By Amy E. Feldman
PHILADELPHIA (CBS) – If you’ve ever had your mug shot taken, it may well be online somewhere. Can a website post your picture without your consent?
Orange County, California announced its new initiative to decrease prostitution last month. The Orange County District Attorney is asking every police department in the county to hand over photos of offenders to be posted on the DA’s website under the caption “Sex Purchasers”.
You think it’s hard explaining that arrest to your wife, how about a prospective employer or anyone who searches your name on Google.
Beyond the prosecutor’s website, there are other mug shot websites that display all mug shots unless a person pays money to take it down. Is the posting of a suspect’s mug shot without his consent legal? Does it matter if the person is never convicted?
The answer is that the law is changing, and it depends on what state you live it.
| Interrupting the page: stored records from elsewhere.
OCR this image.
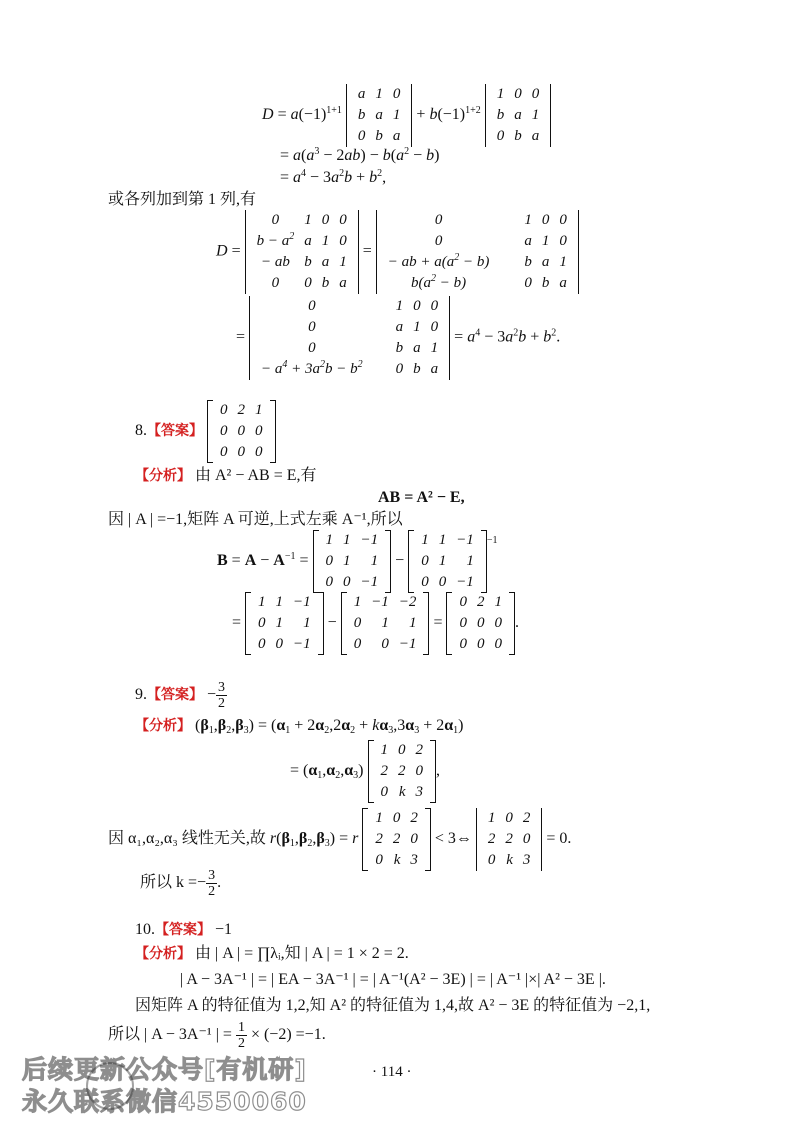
$D = a(-1)^{1+1}$
a	1	0
b	a	1
0	b	a
+ $b(-1)^{1+2}$
1	0	0
b	a	1
0	b	a
= $a(a^3 - 2ab) - b(a^2 - b)$
= $a^4 - 3a^2b + b^2$,
或各列加到第 1 列,有
D =
0	1	0	0
$b - a^2$	a	1	0
− ab	b	a	1
0	0	b	a
=
0	1	0	0
0	a	1	0
− ab + $a(a^2 - b)$	b	a	1
$b(a^2 - b)$	0	b	a
=
0	1	0	0
0	a	1	0
0	b	a	1
− $a^4 + 3a^2b - b^2$	0	b	a
= $a^4 - 3a^2b + b^2$.
8.【答案】
0	2	1
0	0	0
0	0	0
【分析】 由 A² − AB = E,有
AB = A² − E,
因 | A | =−1,矩阵 A 可逆,上式左乘 A⁻¹,所以
$B = A - A^{-1}$ =
1	1	−1
0	1	1
0	0	−1
−
1	1	−1
0	1	1
0	0	−1
$^{-1}$
=
1	1	−1
0	1	1
0	0	−1
−
1	−1	−2
0	1	1
0	0	−1
=
0	2	1
0	0	0
0	0	0
.
9.【答案】 − $\frac{3}{2}$
【分析】 $(\beta_1,\beta_2,\beta_3) = (\alpha_1 + 2\alpha_2,2\alpha_2 + k\alpha_3,3\alpha_3 + 2\alpha_1)$
= $(\alpha_1,\alpha_2,\alpha_3)$
1	0	2
2	2	0
0	k	3
,
因 α₁,α₂,α₃ 线性无关,故 $r(\beta_1,\beta_2,\beta_3) = r$
1	0	2
2	2	0
0	k	3
< 3⇔
1	0	2
2	2	0
0	k	3
= 0.
所以 $k =- \frac{3}{2}$ .
10.【答案】 −1
【分析】 由 | A | = ∏λᵢ,知 | A | = 1 × 2 = 2.
| A − 3A⁻¹ | = | EA − 3A⁻¹ | = | A⁻¹(A² − 3E) | = | A⁻¹ |×| A² − 3E |.
因矩阵 A 的特征值为 1,2,知 A² 的特征值为 1,4,故 A² − 3E 的特征值为 −2,1,
所以 | A − 3A⁻¹ | = $\frac{1}{2} \times (-2) =-1$.
· 114 ·
后续更新公众号[有机研]
永久联系微信4550060
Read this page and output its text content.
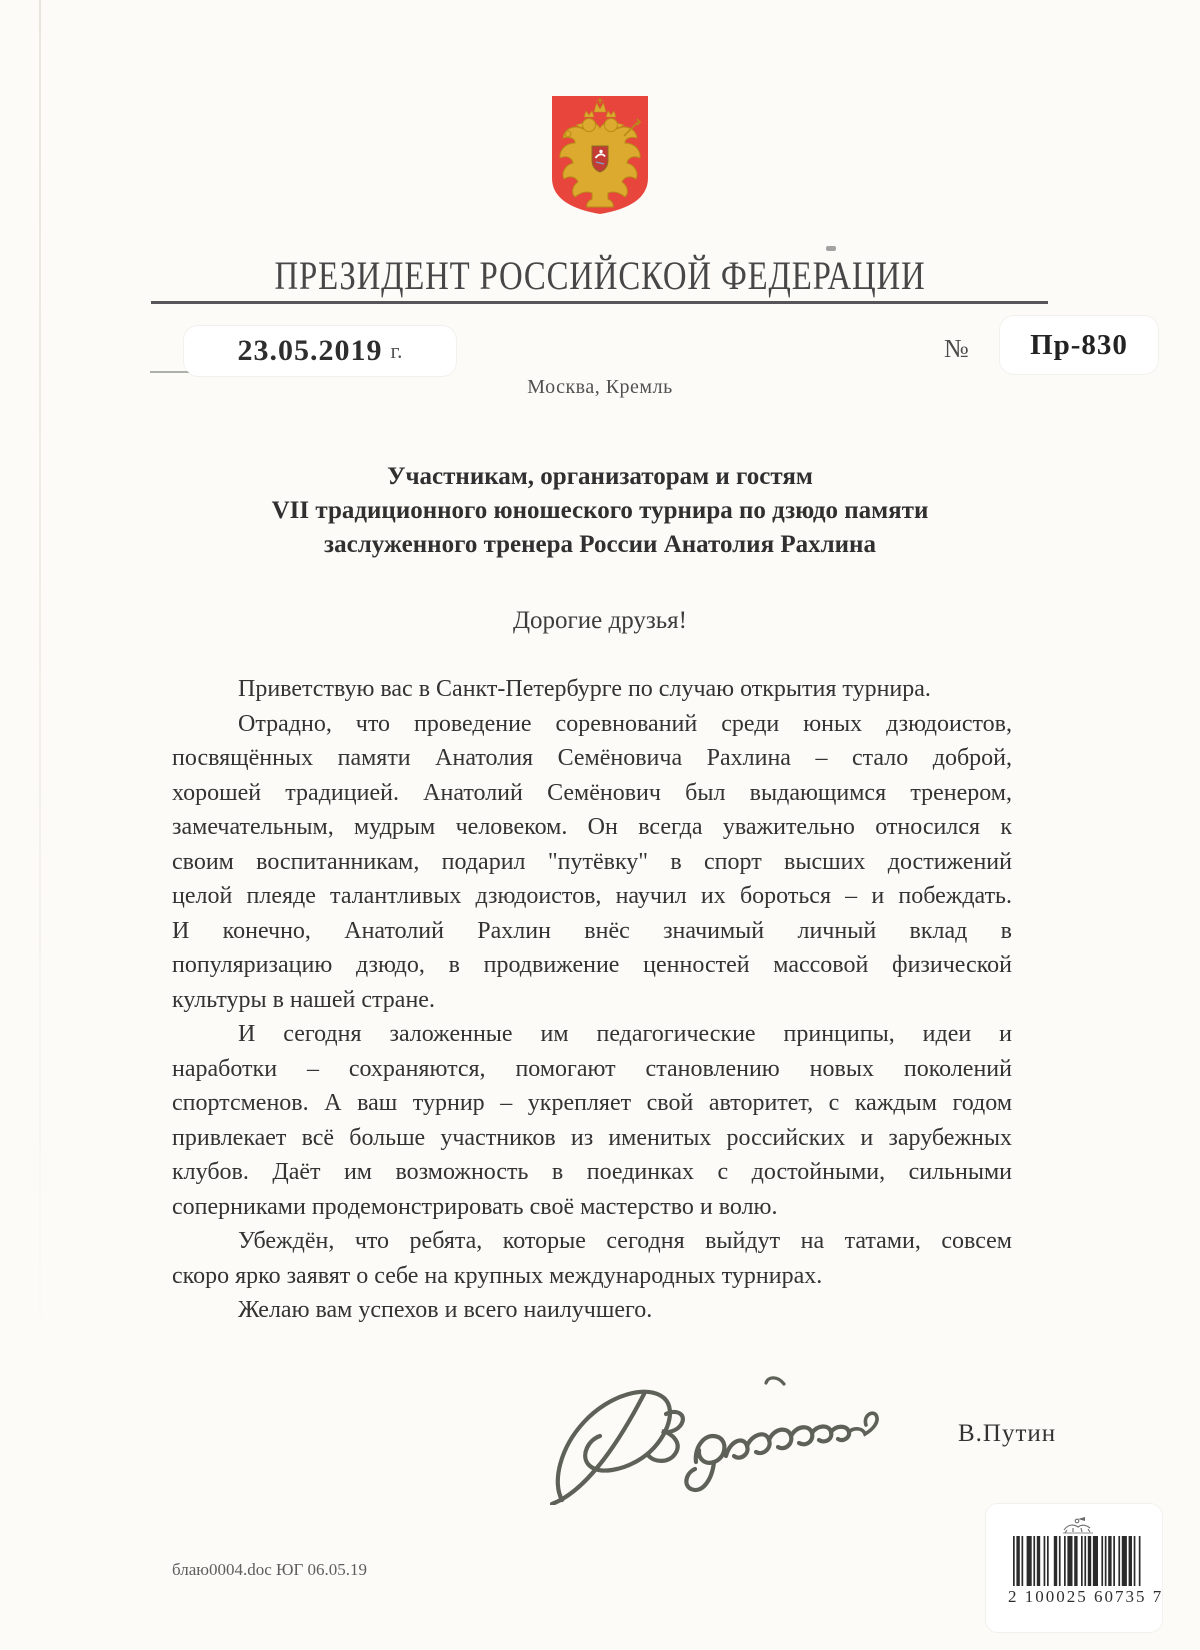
ПРЕЗИДЕНТ РОССИЙСКОЙ ФЕДЕРАЦИИ
23.05.2019 г.	№ Пр-830
Москва, Кремль
Участникам, организаторам и гостям
VII традиционного юношеского турнира по дзюдо памяти
заслуженного тренера России Анатолия Рахлина
Дорогие друзья!
Приветствую вас в Санкт-Петербурге по случаю открытия турнира.
Отрадно, что проведение соревнований среди юных дзюдоистов,
посвящённых памяти Анатолия Семёновича Рахлина – стало доброй,
хорошей традицией. Анатолий Семёнович был выдающимся тренером,
замечательным, мудрым человеком. Он всегда уважительно относился к
своим воспитанникам, подарил "путёвку" в спорт высших достижений
целой плеяде талантливых дзюдоистов, научил их бороться – и побеждать.
И конечно, Анатолий Рахлин внёс значимый личный вклад в
популяризацию дзюдо, в продвижение ценностей массовой физической
культуры в нашей стране.
И сегодня заложенные им педагогические принципы, идеи и
наработки – сохраняются, помогают становлению новых поколений
спортсменов. А ваш турнир – укрепляет свой авторитет, с каждым годом
привлекает всё больше участников из именитых российских и зарубежных
клубов. Даёт им возможность в поединках с достойными, сильными
соперниками продемонстрировать своё мастерство и волю.
Убеждён, что ребята, которые сегодня выйдут на татами, совсем
скоро ярко заявят о себе на крупных международных турнирах.
Желаю вам успехов и всего наилучшего.
В.Путин
2 100025 60735 7
блаю0004.doc ЮГ 06.05.19
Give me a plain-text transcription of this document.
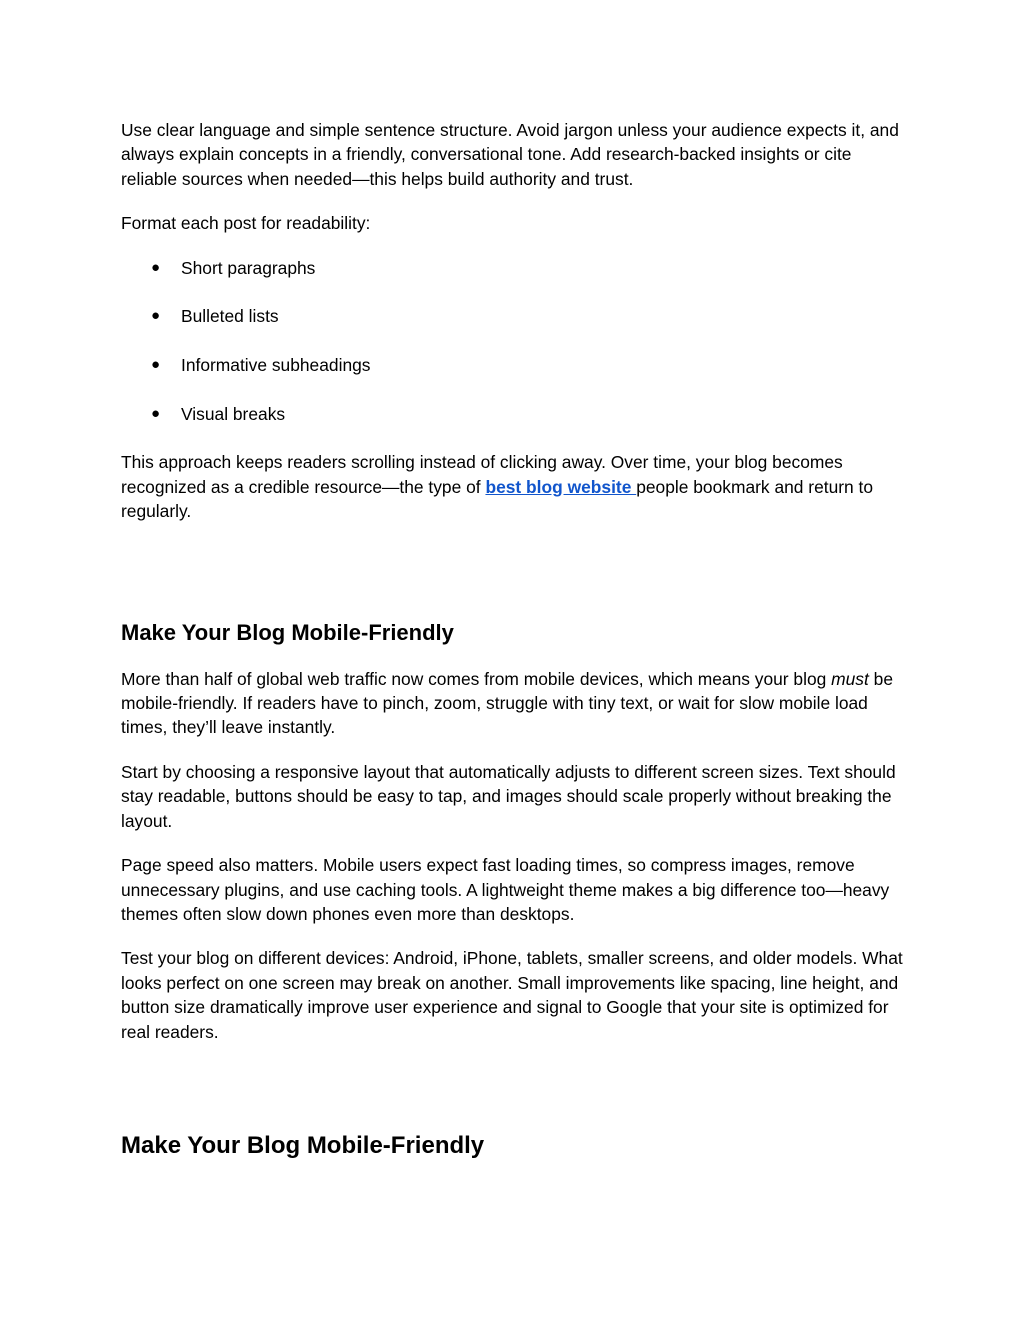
Use clear language and simple sentence structure. Avoid jargon unless your audience expects it, and always explain concepts in a friendly, conversational tone. Add research-backed insights or cite reliable sources when needed—this helps build authority and trust.

Format each post for readability:

● Short paragraphs
● Bulleted lists
● Informative subheadings
● Visual breaks

This approach keeps readers scrolling instead of clicking away. Over time, your blog becomes recognized as a credible resource—the type of best blog website people bookmark and return to regularly.

Make Your Blog Mobile-Friendly

More than half of global web traffic now comes from mobile devices, which means your blog must be mobile-friendly. If readers have to pinch, zoom, struggle with tiny text, or wait for slow mobile load times, they’ll leave instantly.

Start by choosing a responsive layout that automatically adjusts to different screen sizes. Text should stay readable, buttons should be easy to tap, and images should scale properly without breaking the layout.

Page speed also matters. Mobile users expect fast loading times, so compress images, remove unnecessary plugins, and use caching tools. A lightweight theme makes a big difference too—heavy themes often slow down phones even more than desktops.

Test your blog on different devices: Android, iPhone, tablets, smaller screens, and older models. What looks perfect on one screen may break on another. Small improvements like spacing, line height, and button size dramatically improve user experience and signal to Google that your site is optimized for real readers.

Make Your Blog Mobile-Friendly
Georgia and Utah have laws that limit law enforcement’s use of websites to post mug shots, and New York is considering a similar bill. Several states like Illinois have passed laws to prevent websites from making money off mug shots that make people pay to take down their picture. Oregon passed a law requiring website operators to remove the mug shot of anyone who can prove that he was acquitted or whose record has been expunged.
Beyond that, though, a mug shot is considered a matter of public record so if your state doesn’t specifically forbid the posting of mug shots, yours could be put online. Smile!